Differently Abled: I think this covers way too many sins. Are we not all differently abled in some way now? We have become so politically correct that it is best to be specific about what makes us different. How about Calorie Disabled for us foodies, or Electronically Disabled for the computer illiterate, or Gender Abled for those who like all persuasions? Yes, it is best to be specific.
Full Figured: "?" All I can say is Whatever.
Gentlemen Friend: I could say something snarky about the existence of Gentlemen en masse, but instead, I'll go with Amazing Lover for a more direct approach. Can't you just imagine it? Hello, Grandma, this is my Gent...-er-...Amazing Lover.
Gone South: Now why would anyone want to do that these days? A little company named BP ruined that for many, so I say we ought to Head North from now on.
House of Ill Repute: Change house to plural, as in house(s), and we conveniently can call this Congress.
In Reduced Circumstances: Easy-peasy = Middle Class.
Kick the Bucket: Is there a hole in my bucket Dear Liza, Dear Liza?

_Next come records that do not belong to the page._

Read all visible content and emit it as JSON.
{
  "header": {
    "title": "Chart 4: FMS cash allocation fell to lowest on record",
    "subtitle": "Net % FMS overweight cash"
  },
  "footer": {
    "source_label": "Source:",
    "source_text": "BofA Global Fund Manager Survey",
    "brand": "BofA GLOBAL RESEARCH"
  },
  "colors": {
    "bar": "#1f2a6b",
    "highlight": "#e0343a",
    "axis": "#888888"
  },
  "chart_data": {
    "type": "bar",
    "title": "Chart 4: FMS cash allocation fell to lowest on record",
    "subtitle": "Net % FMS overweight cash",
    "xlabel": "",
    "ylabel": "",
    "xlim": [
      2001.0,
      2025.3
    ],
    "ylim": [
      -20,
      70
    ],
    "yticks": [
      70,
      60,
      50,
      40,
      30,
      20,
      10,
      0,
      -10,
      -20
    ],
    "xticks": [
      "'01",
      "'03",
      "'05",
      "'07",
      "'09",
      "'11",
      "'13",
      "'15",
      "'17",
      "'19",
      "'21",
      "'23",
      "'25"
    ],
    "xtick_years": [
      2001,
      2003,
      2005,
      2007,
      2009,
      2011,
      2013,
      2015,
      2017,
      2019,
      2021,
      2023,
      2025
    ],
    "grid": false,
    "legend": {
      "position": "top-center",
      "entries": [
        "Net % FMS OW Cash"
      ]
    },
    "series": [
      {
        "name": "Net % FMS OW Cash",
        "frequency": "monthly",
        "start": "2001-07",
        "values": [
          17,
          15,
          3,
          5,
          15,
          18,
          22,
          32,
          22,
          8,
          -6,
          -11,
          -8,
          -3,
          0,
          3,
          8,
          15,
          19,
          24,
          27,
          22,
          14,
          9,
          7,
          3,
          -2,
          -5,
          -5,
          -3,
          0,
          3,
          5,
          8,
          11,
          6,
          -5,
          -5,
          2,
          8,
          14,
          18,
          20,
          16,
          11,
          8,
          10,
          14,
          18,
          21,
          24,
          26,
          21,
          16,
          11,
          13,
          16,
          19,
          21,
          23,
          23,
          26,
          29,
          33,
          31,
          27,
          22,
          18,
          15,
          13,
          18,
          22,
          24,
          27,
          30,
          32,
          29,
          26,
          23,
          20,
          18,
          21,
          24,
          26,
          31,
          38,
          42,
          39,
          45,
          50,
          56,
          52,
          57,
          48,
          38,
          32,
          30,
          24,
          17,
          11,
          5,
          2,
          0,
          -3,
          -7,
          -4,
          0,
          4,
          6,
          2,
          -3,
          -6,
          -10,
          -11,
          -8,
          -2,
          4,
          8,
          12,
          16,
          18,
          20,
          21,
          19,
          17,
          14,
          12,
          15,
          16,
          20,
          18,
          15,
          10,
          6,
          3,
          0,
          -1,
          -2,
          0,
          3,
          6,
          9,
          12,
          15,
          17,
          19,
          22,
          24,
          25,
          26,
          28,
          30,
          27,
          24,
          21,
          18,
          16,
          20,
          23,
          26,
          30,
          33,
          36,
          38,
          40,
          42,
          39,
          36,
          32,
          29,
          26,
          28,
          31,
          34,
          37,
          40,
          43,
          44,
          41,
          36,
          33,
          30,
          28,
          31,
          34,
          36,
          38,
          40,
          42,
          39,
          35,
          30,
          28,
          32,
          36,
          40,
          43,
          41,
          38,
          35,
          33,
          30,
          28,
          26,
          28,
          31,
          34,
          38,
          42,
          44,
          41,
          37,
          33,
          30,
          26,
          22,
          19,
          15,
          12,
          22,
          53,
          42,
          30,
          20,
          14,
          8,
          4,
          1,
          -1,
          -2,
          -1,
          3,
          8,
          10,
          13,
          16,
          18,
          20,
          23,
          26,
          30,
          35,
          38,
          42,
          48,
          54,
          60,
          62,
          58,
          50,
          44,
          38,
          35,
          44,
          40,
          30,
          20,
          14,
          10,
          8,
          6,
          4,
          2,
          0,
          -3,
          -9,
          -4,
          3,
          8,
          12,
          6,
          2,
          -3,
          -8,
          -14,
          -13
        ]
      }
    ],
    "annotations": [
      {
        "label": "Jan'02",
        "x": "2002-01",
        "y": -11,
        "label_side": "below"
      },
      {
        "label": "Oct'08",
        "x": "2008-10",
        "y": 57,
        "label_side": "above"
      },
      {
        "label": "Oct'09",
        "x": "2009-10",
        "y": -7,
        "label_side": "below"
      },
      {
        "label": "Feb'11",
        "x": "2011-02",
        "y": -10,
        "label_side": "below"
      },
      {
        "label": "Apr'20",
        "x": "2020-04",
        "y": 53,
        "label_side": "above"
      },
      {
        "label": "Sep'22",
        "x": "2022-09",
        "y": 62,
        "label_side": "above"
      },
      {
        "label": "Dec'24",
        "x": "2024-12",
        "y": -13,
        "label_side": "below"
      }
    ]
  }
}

Truly, can we not have a more elegant phrase for discussing death? Since we've come out of the backwoods, or most of us any ways, I'll go with Bought the Pie (as in pie in the sky) or for a more down and dirty version, we could go with Gobblin' Dirt (hopefully self-explanatory).
Knocked Up: This doesn't account for so many of the pregnancies today, what about artificial insemination and surrogates? I call for a makeover, how about Fertilized or Sperminated?
Laid Off: With companies now making a habit of not hiring from the unemployed ranks, how about we call a spade a spade? Unemployable.
Message from Our Sponsor: What they really mean of course is how can we buy your purchase loyalty, so let's go with: Corporate Pimp.
Out-source: What country can we use as slave labor whose government has been overthrown by a leader of the US' choosing with all applicable tax breaks already in place? Or, Middle Class Abortion.
Private Parts: How about nummies? I don't really know...just thought this sounded juvenile, still. Bueller?
Reverse Engineering: Just sounds too 80s. I think Patent Infringement will do.
Smallest Room in the House: There no longer are small rooms in most houses - have you seen the McMansions in suburbia today? Let's go with The Lou or The Abby to add an international flair to our strip mall lives.
Talk to a Man about a Horse: Talk to a boss about a raise or Talk to BP about a Brown Pelican - in either case, you'll feel pissed on.
Visually Challenged: Beer Goggles or It was the Tequila.
Your Place or Mine?: Let's go with Your Place then Mine! After all, we are a generous lot.